---
name: clipsheet
description: Use whenever the user references a video file (.mp4, .mov, .webm, .mkv, .avi) and asks to watch, debug, analyze, summarize, or answer questions about its contents. Especially relevant for screen recordings of agent dashboards, chat UIs, app sessions, demo videos, bug reproductions, and user session recordings. Trigger phrases include "watch this video", "what happens in this recording", "debug this flow", "analyze this screen recording", "where did the agent fail", "summarize this clip", or any reference to a video file path. Also triggered by explicit invocation — /clipsheet (Claude Code, Cursor, recent Gemini CLI), $clipsheet (Codex CLI), or @skills/clipsheet/SKILL.md (Gemini CLI). Produces 1-4 annotated 3×3 grid images that you can read directly with your image capability — far faster and more accurate than trying to extract frames yourself.
license: MIT
---

# clipsheet

You cannot natively process video files. This skill converts a video into a small set of annotated grid images (3×3 mosaics by default, with timestamps burned into each cell) that you can read directly with your image-reading capability. The CLI handles the ffmpeg work; your job is to read the grids and answer the user's question.

## When to use this skill

Trigger the moment the user references a video file and wants to know what's in it. Don't try to extract frames yourself with raw ffmpeg — you'd lose the dedupe and grid composition that make analysis tractable.

Especially valuable for:

- Screen recordings of agent dashboards and chat UIs (the original use case)
- Demo videos, bug reproductions, user session recordings
- Any video where the user wants to reason about state changes over time

## How to invoke

The `clipsheet` CLI must be on PATH. If running it returns "command not found", tell the user to install it:

```bash
uv tool install clipsheet
```

Then run (one or many videos in a single command):

```bash
clipsheet <video1> [video2 ...] -v
```

Output lands in `<video_stem>_clips/` next to each input file by default. Use `-o <dir>` to override.

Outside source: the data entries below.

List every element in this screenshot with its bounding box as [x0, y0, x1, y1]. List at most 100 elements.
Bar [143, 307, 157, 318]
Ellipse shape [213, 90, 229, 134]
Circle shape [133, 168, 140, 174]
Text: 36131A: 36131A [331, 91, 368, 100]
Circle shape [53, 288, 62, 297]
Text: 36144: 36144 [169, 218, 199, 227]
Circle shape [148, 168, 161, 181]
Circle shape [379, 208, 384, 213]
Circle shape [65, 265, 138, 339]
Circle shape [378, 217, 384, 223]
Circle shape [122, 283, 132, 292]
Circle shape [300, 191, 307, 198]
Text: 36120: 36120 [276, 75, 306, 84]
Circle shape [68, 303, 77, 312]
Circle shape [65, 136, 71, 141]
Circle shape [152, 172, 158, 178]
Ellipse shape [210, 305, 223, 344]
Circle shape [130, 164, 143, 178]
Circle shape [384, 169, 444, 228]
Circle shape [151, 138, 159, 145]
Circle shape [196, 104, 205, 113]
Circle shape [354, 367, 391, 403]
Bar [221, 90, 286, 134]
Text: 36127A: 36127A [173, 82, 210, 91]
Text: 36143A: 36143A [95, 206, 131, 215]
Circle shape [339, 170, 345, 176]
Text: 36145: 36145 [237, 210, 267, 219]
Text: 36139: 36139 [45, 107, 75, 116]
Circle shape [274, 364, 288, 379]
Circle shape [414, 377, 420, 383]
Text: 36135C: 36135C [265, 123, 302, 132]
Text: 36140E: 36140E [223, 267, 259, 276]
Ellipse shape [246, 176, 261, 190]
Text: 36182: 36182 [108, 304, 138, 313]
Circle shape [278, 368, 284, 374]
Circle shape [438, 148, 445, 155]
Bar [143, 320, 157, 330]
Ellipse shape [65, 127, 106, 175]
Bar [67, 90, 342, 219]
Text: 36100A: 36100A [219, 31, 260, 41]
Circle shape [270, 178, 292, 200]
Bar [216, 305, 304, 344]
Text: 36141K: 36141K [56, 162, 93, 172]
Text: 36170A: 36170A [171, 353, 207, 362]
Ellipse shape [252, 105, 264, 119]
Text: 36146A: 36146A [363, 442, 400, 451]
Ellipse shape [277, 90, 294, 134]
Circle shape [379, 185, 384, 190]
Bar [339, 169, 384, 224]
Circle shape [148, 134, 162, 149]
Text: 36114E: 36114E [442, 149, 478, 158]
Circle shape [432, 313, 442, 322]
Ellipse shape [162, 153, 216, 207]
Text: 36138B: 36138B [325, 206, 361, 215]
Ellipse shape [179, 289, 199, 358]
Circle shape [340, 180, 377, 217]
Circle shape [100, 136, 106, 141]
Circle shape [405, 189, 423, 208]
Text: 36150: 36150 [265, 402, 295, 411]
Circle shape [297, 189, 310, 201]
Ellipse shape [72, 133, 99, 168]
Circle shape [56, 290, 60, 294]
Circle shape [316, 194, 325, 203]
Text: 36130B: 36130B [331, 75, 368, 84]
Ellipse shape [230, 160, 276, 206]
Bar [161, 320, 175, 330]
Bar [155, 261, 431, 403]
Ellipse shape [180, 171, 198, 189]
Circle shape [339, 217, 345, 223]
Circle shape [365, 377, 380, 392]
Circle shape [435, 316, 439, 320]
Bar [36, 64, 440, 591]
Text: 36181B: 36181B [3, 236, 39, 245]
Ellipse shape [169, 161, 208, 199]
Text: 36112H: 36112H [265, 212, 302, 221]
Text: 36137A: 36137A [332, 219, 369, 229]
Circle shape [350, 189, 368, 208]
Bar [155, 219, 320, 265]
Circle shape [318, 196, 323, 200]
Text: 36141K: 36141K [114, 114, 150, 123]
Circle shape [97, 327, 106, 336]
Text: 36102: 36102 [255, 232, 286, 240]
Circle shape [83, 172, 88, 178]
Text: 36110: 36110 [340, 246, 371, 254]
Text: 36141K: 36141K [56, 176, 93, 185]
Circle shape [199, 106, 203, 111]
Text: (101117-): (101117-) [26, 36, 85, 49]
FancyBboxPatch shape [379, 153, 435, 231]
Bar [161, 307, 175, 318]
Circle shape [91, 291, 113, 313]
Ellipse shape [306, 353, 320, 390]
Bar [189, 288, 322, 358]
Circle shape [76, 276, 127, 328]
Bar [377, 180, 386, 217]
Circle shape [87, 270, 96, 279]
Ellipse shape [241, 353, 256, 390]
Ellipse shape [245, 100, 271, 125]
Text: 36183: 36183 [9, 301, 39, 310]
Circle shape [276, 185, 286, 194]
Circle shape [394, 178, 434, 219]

Each output directory contains:

```
<video>_clips/
  grid_01.jpg       3×3 mosaic, cells labeled A1..C3, timestamps burned in
  grid_02.jpg       next 9 frames in time order
  ...
  manifest.json     maps each cell back to its source video timestamp
```

## Reading the output

After the CLI finishes, **read every `grid_*.jpg` directly with your image capability** — they are designed to be read together as a sequence, not one in isolation. Then consult `manifest.json` to map cell labels back to source timestamps. When processing multiple videos, read the output directory for each video separately.

When citing moments in your response, use the format `grid 2, cell B3 (1:47)` so the user can locate the exact frame in the original video.

## Choosing parameters

Start with defaults — they work for most screen recordings. Adjust only if needed:

- **Can't read chat text or small UI labels?** Use `--grid 2x3` for larger cells (6 per grid instead of 9). This is the first thing to try.
- **Video has many fast state changes?** Use `--fps 8` to sample more aggressively (slower but catches more transitions).
- **Video longer than 8 minutes?** Add `--max-grids 6` or `--max-grids 8`.
- **Too few frames captured?** Use `--fps 8` to sample at a higher rate.

Do NOT fall back to raw `ffmpeg` frame extraction. clipsheet handles dedupe, annotation, and grid composition — using ffmpeg directly loses all of that and produces hundreds of unstructured frames.

## Common flags

| Flag                  | Purpose                                                   |
|-----------------------|-----------------------------------------------------------|
| `-o <dir>`             | Override output directory (default: `<video>_clips/`)     |
| `--grid 2x3`          | Fewer, larger cells — easier to read text                 |
| `--grid 4x4`          | More cells per grid for videos with many distinct states  |
| `--max-grids 6`       | For videos longer than ~8 minutes                         |
| `--fps 8`             | Sample more frames per second (slower but catches more)   |
| `--keep-intermediate` | Keep raw frames for debugging the clipper itself          |
| `-v`                  | Verbose logging                                           |

## Never do these

- Try to read raw video files directly. You cannot natively process video.
- Use `ffmpeg` to extract individual frames manually. clipsheet handles dedupe and grid composition — raw ffmpeg loses all of that.
- Skip reading the manifest. Without it, your timestamp citations will be wrong.
- Use this for audio-only analysis. The tool ignores audio by design.
- Re-run with different `--fps` values hoping for more frames without reading the verbose output first. Check the `-v` output to understand what's happening.

## What this skill does NOT do

- No audio transcription (suggest Whisper if the user needs the soundtrack)
- No OCR (you read text from the grid natively when you read the image)
- No video editing, trimming, or transcoding
- No GPU acceleration (CPU-only by design, for portability)

## Performance expectations

Videos under 1 minute process in ~1 second. A 3-minute recording takes ~10 seconds. A 5-minute recording takes ~14 seconds. Output is typically 2-4 grid images with 9-36 visible cells, each with a timestamp badge.